Em nota, o Carrefour classificou as demissões como parte de um “movimento natural” no setor varejista. Apesar disso, o anúncio contrasta com a tendência de contratações temporárias no varejo nesta época do ano. Segundo a Associação Brasileira de Supermercados, o consumo neste período deve crescer 12% em relação ao mesmo intervalo de 2022, impulsionando a criação de vagas temporárias no setor.
A empresa destacou ainda que abriu 6.000 vagas de emprego em outubro, em funções como padeiro, açougueiro, empacotador, repositor, operador de caixa, técnico de manutenção, frentista e operador de empilhadeira. As oportunidades estão distribuídas em 20 Estados e no Distrito Federal, mas o preenchimento das vagas ainda está em andamento. O Carrefour não informou se os desligados poderão concorrer a essas novas posições.
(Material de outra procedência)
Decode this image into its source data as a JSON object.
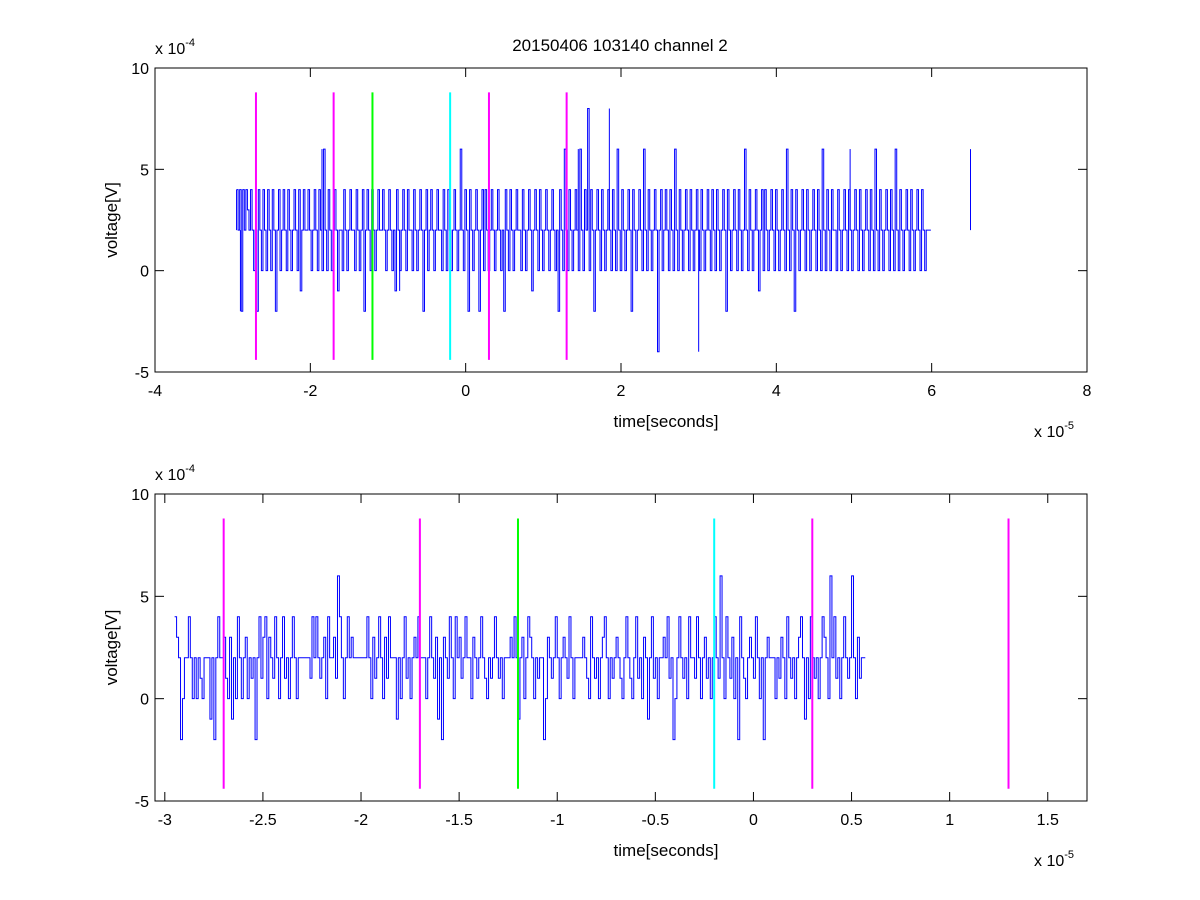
{
  "colors": {
    "signal": "#0000ff",
    "magenta": "#ff00ff",
    "green": "#00ff00",
    "cyan": "#00ffff",
    "background": "#ffffff",
    "axes": "#000000"
  },
  "figure": {
    "title": "20150406 103140 channel 2"
  },
  "chart_data": [
    {
      "type": "line",
      "title": "20150406 103140 channel 2",
      "xlabel": "time[seconds]",
      "ylabel": "voltage[V]",
      "x_exponent": "x 10",
      "x_exponent_power": "-5",
      "y_exponent": "x 10",
      "y_exponent_power": "-4",
      "xlim": [
        -4,
        8
      ],
      "ylim": [
        -5,
        10
      ],
      "xticks": [
        -4,
        -2,
        0,
        2,
        4,
        6,
        8
      ],
      "xtick_labels": [
        "-4",
        "-2",
        "0",
        "2",
        "4",
        "6",
        "8"
      ],
      "yticks": [
        -5,
        0,
        5,
        10
      ],
      "ytick_labels": [
        "-5",
        "0",
        "5",
        "10"
      ],
      "grid": false,
      "series": [
        {
          "color": "#0000ff",
          "x_start": -2.95,
          "x_step": 0.02,
          "y": [
            4,
            2,
            4,
            -2,
            4,
            2,
            4,
            3,
            2,
            4,
            2,
            0,
            2,
            -2,
            4,
            2,
            0,
            4,
            2,
            0,
            4,
            2,
            0,
            4,
            2,
            -2,
            2,
            4,
            0,
            2,
            4,
            2,
            0,
            4,
            2,
            0,
            2,
            4,
            2,
            0,
            4,
            -1,
            2,
            4,
            2,
            2,
            4,
            2,
            0,
            2,
            4,
            2,
            0,
            4,
            2,
            0,
            6,
            2,
            0,
            4,
            2,
            0,
            2,
            4,
            2,
            -1,
            2,
            2,
            0,
            4,
            2,
            0,
            2,
            4,
            2,
            2,
            0,
            4,
            2,
            0,
            2,
            4,
            -2,
            2,
            4,
            2,
            0,
            4,
            2,
            0,
            2,
            4,
            2,
            2,
            4,
            2,
            0,
            2,
            4,
            2,
            0,
            2,
            -1,
            4,
            2,
            0,
            2,
            4,
            2,
            0,
            4,
            2,
            2,
            0,
            4,
            2,
            0,
            2,
            4,
            2,
            -2,
            2,
            4,
            0,
            2,
            4,
            2,
            0,
            2,
            4,
            2,
            2,
            0,
            4,
            2,
            0,
            4,
            2,
            0,
            2,
            4,
            2,
            0,
            2,
            6,
            2,
            0,
            4,
            2,
            -2,
            4,
            2,
            0,
            2,
            4,
            2,
            -2,
            2,
            4,
            0,
            4,
            2,
            0,
            2,
            4,
            2,
            0,
            2,
            4,
            2,
            0,
            2,
            -2,
            4,
            2,
            0,
            4,
            2,
            0,
            2,
            4,
            2,
            2,
            0,
            4,
            2,
            0,
            2,
            4,
            2,
            -1,
            2,
            4,
            2,
            0,
            4,
            2,
            0,
            2,
            4,
            2,
            0,
            2,
            4,
            2,
            0,
            2,
            -2,
            4,
            2,
            0,
            6,
            2,
            0,
            4,
            2,
            0,
            2,
            4,
            2,
            0,
            6,
            2,
            0,
            4,
            2,
            8,
            0,
            4,
            2,
            -2,
            2,
            4,
            2,
            0,
            4,
            2,
            0,
            2,
            4,
            2,
            0,
            4,
            2,
            0,
            6,
            2,
            0,
            4,
            2,
            0,
            2,
            4,
            2,
            -2,
            4,
            2,
            0,
            2,
            4,
            2,
            0,
            6,
            2,
            0,
            4,
            2,
            0,
            2,
            4,
            2,
            -4,
            2,
            4,
            0,
            2,
            4,
            2,
            0,
            4,
            2,
            0,
            6,
            2,
            0,
            4,
            2,
            0,
            2,
            4,
            2,
            0,
            4,
            2,
            0,
            2,
            4,
            2,
            0,
            4,
            2,
            0,
            2,
            4,
            2,
            0,
            4,
            2,
            0,
            4,
            2,
            0,
            2,
            4,
            2,
            -2,
            4,
            2,
            0,
            2,
            4,
            2,
            0,
            4,
            2,
            0,
            2,
            6,
            2,
            0,
            4,
            2,
            0,
            2,
            4,
            2,
            -1,
            2,
            4,
            0,
            4,
            2,
            0,
            2,
            4,
            2,
            0,
            4,
            2,
            0,
            2,
            4,
            2,
            0,
            6,
            2,
            0,
            4,
            2,
            -2,
            4,
            2,
            0,
            2,
            4,
            2,
            0,
            4,
            2,
            0,
            2,
            4,
            2,
            0,
            4,
            2,
            0,
            6,
            2,
            0,
            4,
            2,
            0,
            4,
            2,
            2,
            0,
            4,
            2,
            0,
            2,
            4,
            2,
            0,
            4,
            2,
            0,
            2,
            4,
            2,
            0,
            4,
            2,
            0,
            2,
            4,
            2,
            0,
            4,
            2,
            0,
            6,
            2,
            0,
            4,
            2,
            0,
            2,
            4,
            2,
            0,
            4,
            2,
            0,
            6,
            2,
            0,
            4,
            2,
            0,
            2,
            4,
            2,
            0,
            4,
            2,
            0,
            2,
            4,
            2,
            0,
            4,
            2,
            0,
            2,
            2,
            2,
            2
          ],
          "y_overrides": [
            {
              "x": -2.95,
              "y": 4
            },
            {
              "x": -2.9,
              "y": -2
            },
            {
              "x": -1.85,
              "y": 6
            },
            {
              "x": -0.85,
              "y": -1
            },
            {
              "x": 1.45,
              "y": 6
            },
            {
              "x": 1.85,
              "y": 8
            },
            {
              "x": 3.0,
              "y": -4
            },
            {
              "x": 4.95,
              "y": 6
            },
            {
              "x": 6.5,
              "y": 6
            },
            {
              "x": 7.0,
              "y": 2
            }
          ]
        }
      ],
      "markers": [
        {
          "x": -2.7,
          "color": "#ff00ff"
        },
        {
          "x": -1.7,
          "color": "#ff00ff"
        },
        {
          "x": -1.2,
          "color": "#00ff00"
        },
        {
          "x": -0.2,
          "color": "#00ffff"
        },
        {
          "x": 0.3,
          "color": "#ff00ff"
        },
        {
          "x": 1.3,
          "color": "#ff00ff"
        }
      ],
      "marker_range": [
        -4.4,
        8.8
      ]
    },
    {
      "type": "line",
      "title": "",
      "xlabel": "time[seconds]",
      "ylabel": "voltage[V]",
      "x_exponent": "x 10",
      "x_exponent_power": "-5",
      "y_exponent": "x 10",
      "y_exponent_power": "-4",
      "xlim": [
        -3.05,
        1.7
      ],
      "ylim": [
        -5,
        10
      ],
      "xticks": [
        -3,
        -2.5,
        -2,
        -1.5,
        -1,
        -0.5,
        0,
        0.5,
        1,
        1.5
      ],
      "xtick_labels": [
        "-3",
        "-2.5",
        "-2",
        "-1.5",
        "-1",
        "-0.5",
        "0",
        "0.5",
        "1",
        "1.5"
      ],
      "yticks": [
        -5,
        0,
        5,
        10
      ],
      "ytick_labels": [
        "-5",
        "0",
        "5",
        "10"
      ],
      "grid": false,
      "series": [
        {
          "color": "#0000ff",
          "x_start": -2.95,
          "x_step": 0.01,
          "y": [
            4,
            3,
            2,
            -2,
            0,
            2,
            2,
            4,
            2,
            0,
            2,
            0,
            2,
            1,
            0,
            2,
            2,
            2,
            -1,
            2,
            -2,
            2,
            4,
            2,
            2,
            3,
            1,
            0,
            3,
            -1,
            2,
            0,
            4,
            2,
            0,
            2,
            3,
            0,
            2,
            1,
            2,
            -2,
            2,
            4,
            1,
            3,
            4,
            0,
            3,
            2,
            1,
            4,
            2,
            0,
            2,
            4,
            1,
            2,
            0,
            2,
            4,
            2,
            0,
            2,
            2,
            2,
            2,
            2,
            2,
            1,
            4,
            2,
            4,
            2,
            1,
            2,
            3,
            0,
            4,
            2,
            2,
            3,
            1,
            6,
            4,
            2,
            0,
            2,
            4,
            2,
            3,
            2,
            2,
            2,
            2,
            2,
            2,
            2,
            4,
            2,
            0,
            3,
            1,
            2,
            4,
            2,
            0,
            3,
            1,
            4,
            2,
            2,
            2,
            -1,
            2,
            0,
            2,
            4,
            1,
            2,
            0,
            2,
            3,
            2,
            4,
            2,
            2,
            2,
            0,
            2,
            4,
            2,
            1,
            3,
            -1,
            2,
            -2,
            3,
            2,
            1,
            4,
            2,
            0,
            4,
            2,
            3,
            1,
            2,
            4,
            2,
            2,
            0,
            3,
            2,
            1,
            2,
            4,
            2,
            1,
            0,
            2,
            1,
            2,
            4,
            2,
            1,
            2,
            0,
            2,
            2,
            2,
            3,
            2,
            4,
            2,
            -1,
            2,
            3,
            0,
            2,
            4,
            3,
            2,
            0,
            2,
            1,
            2,
            2,
            -2,
            0,
            3,
            2,
            1,
            2,
            4,
            2,
            0,
            2,
            3,
            2,
            1,
            4,
            2,
            0,
            2,
            2,
            2,
            2,
            3,
            2,
            1,
            0,
            4,
            2,
            1,
            2,
            0,
            2,
            3,
            4,
            2,
            0,
            2,
            1,
            2,
            3,
            2,
            1,
            0,
            2,
            4,
            2,
            1,
            0,
            2,
            4,
            1,
            2,
            0,
            3,
            2,
            -1,
            2,
            4,
            1,
            2,
            0,
            2,
            2,
            3,
            2,
            4,
            1,
            2,
            -2,
            0,
            2,
            4,
            2,
            1,
            2,
            0,
            4,
            2,
            2,
            1,
            4,
            2,
            0,
            2,
            3,
            1,
            2,
            0,
            2,
            4,
            2,
            1,
            6,
            2,
            0,
            4,
            2,
            1,
            3,
            0,
            2,
            -2,
            4,
            2,
            1,
            0,
            2,
            3,
            2,
            1,
            4,
            2,
            0,
            2,
            -2,
            2,
            3,
            2,
            2,
            2,
            0,
            2,
            1,
            3,
            2,
            0,
            4,
            2,
            1,
            2,
            0,
            2,
            3,
            4,
            2,
            -1,
            2,
            0,
            4,
            2,
            1,
            2,
            0,
            2,
            4,
            3,
            2,
            0,
            6,
            2,
            4,
            1,
            2,
            0,
            2,
            4,
            2,
            1,
            2,
            6,
            2,
            0,
            3,
            1,
            2,
            2,
            2
          ],
          "y_overrides": []
        }
      ],
      "markers": [
        {
          "x": -2.7,
          "color": "#ff00ff"
        },
        {
          "x": -1.7,
          "color": "#ff00ff"
        },
        {
          "x": -1.2,
          "color": "#00ff00"
        },
        {
          "x": -0.2,
          "color": "#00ffff"
        },
        {
          "x": 0.3,
          "color": "#ff00ff"
        },
        {
          "x": 1.3,
          "color": "#ff00ff"
        }
      ],
      "marker_range": [
        -4.4,
        8.8
      ]
    }
  ]
}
Além das mudanças no quadro de funcionários, o Carrefour esteve recentemente no centro de uma controvérsia envolvendo relações comerciais e diplomáticas entre Brasil e França. O presidente global da rede, Alexandre Bompard, anunciou no mês passado que a empresa deixaria de comprar carne de países do Mercosul, incluindo o Brasil, em apoio aos agricultores franceses. A declaração gerou um boicote de frigoríficos brasileiros, que foi revertido após um pedido de desculpas formal ao ministro da Agricultura, Carlos Fávaro.